As we defined it, ambiguity is a property of a grammar, rather than of the language of that grammar. (Do you see the subtle difference?) Some languages that are generated by an ambiguous grammar might also be generated by an unambiguous grammar. In fact: if you are designing a compiler / interpreter for a programming language, you might start by designing the grammar for that language to parse the syntax, and if you’re unlucky, your grammar might be ambiguous (it is very easy to design an ambiguous grammar by mistake). But then, you would likely try to introduce precedence rules (among other modifications) to make your grammar unambiguous.
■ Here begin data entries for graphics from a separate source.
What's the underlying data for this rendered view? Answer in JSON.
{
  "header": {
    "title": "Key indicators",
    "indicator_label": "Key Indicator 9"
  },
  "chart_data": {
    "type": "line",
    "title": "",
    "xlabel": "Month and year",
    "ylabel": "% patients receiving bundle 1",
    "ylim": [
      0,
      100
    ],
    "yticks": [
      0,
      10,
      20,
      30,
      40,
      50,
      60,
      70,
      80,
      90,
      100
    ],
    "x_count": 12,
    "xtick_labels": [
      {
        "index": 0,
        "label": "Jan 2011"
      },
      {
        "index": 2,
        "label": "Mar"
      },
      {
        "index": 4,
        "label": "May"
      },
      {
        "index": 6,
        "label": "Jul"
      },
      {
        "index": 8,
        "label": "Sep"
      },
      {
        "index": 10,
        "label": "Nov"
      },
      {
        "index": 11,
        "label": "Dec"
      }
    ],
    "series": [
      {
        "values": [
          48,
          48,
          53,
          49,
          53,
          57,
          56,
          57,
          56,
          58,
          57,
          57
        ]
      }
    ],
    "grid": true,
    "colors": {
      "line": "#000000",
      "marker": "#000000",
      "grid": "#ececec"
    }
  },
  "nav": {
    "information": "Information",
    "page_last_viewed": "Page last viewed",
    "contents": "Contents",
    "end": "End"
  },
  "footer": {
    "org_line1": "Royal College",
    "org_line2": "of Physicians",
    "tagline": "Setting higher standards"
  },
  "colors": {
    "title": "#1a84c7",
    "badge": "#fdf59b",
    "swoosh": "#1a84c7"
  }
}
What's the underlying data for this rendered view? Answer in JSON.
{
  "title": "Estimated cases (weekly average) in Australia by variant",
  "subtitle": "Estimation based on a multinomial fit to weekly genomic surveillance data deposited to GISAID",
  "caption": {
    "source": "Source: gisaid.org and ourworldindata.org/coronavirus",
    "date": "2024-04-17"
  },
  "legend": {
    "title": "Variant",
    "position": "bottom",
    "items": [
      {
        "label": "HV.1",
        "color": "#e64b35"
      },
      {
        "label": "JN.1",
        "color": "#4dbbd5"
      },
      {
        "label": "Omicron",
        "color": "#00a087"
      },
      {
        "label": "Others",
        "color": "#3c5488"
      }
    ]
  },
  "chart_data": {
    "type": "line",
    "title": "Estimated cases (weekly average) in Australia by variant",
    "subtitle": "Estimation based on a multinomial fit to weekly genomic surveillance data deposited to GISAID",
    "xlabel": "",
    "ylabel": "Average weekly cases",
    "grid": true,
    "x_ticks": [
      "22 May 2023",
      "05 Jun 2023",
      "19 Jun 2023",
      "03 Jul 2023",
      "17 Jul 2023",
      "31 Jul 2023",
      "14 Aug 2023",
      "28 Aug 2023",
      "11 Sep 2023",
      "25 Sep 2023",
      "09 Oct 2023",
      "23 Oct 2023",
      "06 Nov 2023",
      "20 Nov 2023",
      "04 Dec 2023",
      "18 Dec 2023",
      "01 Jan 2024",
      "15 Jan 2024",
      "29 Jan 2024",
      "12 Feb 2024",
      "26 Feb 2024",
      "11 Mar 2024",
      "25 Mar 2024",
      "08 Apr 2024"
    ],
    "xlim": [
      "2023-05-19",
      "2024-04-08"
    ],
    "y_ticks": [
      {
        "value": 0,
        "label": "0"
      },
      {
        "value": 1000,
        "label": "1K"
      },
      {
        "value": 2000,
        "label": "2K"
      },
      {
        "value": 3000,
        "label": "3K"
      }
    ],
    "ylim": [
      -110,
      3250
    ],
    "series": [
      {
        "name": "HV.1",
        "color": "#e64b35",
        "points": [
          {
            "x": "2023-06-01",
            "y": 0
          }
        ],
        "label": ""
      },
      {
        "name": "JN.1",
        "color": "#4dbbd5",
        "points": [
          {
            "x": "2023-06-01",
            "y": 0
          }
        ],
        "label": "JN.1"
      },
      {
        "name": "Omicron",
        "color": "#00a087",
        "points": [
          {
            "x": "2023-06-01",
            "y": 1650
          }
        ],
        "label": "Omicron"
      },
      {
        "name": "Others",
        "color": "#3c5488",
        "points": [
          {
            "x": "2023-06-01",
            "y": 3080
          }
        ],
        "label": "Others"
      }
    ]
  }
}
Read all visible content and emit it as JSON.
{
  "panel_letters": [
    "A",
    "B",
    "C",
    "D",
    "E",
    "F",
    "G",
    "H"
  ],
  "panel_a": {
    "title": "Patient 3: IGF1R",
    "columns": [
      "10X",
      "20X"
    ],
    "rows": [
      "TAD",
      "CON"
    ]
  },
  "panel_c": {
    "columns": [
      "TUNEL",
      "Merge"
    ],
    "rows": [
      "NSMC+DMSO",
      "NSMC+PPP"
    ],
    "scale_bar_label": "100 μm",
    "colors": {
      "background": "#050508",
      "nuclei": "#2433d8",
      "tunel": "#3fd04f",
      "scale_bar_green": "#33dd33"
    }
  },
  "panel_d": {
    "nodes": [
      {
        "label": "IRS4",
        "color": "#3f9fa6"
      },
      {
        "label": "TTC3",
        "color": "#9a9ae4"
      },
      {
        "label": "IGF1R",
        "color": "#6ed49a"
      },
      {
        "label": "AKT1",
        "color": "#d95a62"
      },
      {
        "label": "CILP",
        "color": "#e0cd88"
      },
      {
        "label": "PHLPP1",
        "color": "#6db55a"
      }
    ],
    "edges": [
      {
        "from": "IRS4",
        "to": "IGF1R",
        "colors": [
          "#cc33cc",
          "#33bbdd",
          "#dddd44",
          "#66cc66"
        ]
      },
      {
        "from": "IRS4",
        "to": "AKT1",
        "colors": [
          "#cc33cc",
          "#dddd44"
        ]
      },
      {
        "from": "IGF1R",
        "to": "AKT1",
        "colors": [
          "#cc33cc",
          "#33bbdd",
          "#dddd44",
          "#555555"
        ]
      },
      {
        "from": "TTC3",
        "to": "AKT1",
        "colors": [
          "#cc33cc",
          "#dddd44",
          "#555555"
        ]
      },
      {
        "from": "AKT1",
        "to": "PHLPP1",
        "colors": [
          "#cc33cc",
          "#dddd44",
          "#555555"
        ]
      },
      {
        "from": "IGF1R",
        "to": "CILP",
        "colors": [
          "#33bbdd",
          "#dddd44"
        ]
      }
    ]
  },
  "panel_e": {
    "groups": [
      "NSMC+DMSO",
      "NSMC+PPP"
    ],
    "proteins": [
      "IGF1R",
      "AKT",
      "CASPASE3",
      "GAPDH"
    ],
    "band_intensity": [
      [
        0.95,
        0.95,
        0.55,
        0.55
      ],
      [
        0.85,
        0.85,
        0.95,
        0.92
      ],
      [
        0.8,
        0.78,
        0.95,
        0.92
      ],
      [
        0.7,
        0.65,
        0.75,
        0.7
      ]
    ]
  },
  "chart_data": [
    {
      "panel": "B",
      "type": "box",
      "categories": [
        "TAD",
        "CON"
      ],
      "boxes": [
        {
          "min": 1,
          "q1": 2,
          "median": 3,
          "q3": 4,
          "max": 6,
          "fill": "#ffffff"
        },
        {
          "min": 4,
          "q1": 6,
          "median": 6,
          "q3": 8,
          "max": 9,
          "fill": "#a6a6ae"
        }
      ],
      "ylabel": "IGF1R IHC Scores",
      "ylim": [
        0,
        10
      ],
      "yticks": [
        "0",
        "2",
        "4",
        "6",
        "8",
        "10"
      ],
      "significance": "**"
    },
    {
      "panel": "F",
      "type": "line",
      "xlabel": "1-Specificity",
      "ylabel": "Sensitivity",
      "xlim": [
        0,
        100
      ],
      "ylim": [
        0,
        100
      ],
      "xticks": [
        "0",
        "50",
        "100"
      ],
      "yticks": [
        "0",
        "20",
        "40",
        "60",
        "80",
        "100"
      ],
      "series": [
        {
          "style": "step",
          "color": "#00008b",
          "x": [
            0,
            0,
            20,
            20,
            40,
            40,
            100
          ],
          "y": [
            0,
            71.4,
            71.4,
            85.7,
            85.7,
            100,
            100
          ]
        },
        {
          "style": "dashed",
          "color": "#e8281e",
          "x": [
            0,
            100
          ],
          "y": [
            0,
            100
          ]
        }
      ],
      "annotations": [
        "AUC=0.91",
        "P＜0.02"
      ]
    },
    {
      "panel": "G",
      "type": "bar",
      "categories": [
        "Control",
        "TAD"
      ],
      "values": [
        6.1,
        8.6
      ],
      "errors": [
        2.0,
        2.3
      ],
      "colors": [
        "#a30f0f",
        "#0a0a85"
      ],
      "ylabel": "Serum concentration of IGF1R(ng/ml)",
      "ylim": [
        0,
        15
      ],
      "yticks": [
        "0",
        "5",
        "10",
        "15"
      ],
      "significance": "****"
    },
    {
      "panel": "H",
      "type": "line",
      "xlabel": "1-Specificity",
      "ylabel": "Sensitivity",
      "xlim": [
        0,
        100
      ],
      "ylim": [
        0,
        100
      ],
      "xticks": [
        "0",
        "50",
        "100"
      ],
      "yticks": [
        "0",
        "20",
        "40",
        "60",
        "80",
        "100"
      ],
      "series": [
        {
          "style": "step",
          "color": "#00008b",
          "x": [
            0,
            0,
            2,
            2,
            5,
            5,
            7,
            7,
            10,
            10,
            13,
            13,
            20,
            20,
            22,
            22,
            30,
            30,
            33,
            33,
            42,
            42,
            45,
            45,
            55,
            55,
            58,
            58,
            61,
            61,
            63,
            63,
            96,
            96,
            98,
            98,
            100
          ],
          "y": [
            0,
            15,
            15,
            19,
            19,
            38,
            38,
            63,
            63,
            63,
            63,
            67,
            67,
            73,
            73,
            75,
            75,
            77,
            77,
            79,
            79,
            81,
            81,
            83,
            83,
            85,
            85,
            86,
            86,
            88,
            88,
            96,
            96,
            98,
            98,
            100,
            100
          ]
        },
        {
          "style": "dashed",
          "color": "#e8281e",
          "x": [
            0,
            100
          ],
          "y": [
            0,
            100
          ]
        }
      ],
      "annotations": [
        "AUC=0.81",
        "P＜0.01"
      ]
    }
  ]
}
However: there are some languages which are inherently ambiguous. (We saw that English is one.)
Ambiguity Examples
Consider the following grammar (with EXPR being the start variable):
\[\begin{align} EXPR \rightarrow EXPR + EXPR | EXPR \times EXPR | (EXPR) | a \end{align}\]The string $a + a \times a$ is generated ambiguously.

Let’s introduce some precedence rules:
- Parentheses should bind most tightly.
- Then multiplication.
- Then addition.
How would this look in a grammar?
\[\begin{align} EXPR &\rightarrow EXPR + TERM | TERM \\ TERM &\rightarrow TERM \times FACTOR | FACTOR \\ FACTOR &\rightarrow (EXPR) | a \end{align}\]What does the parse tree for $a + a \times a$ look like here?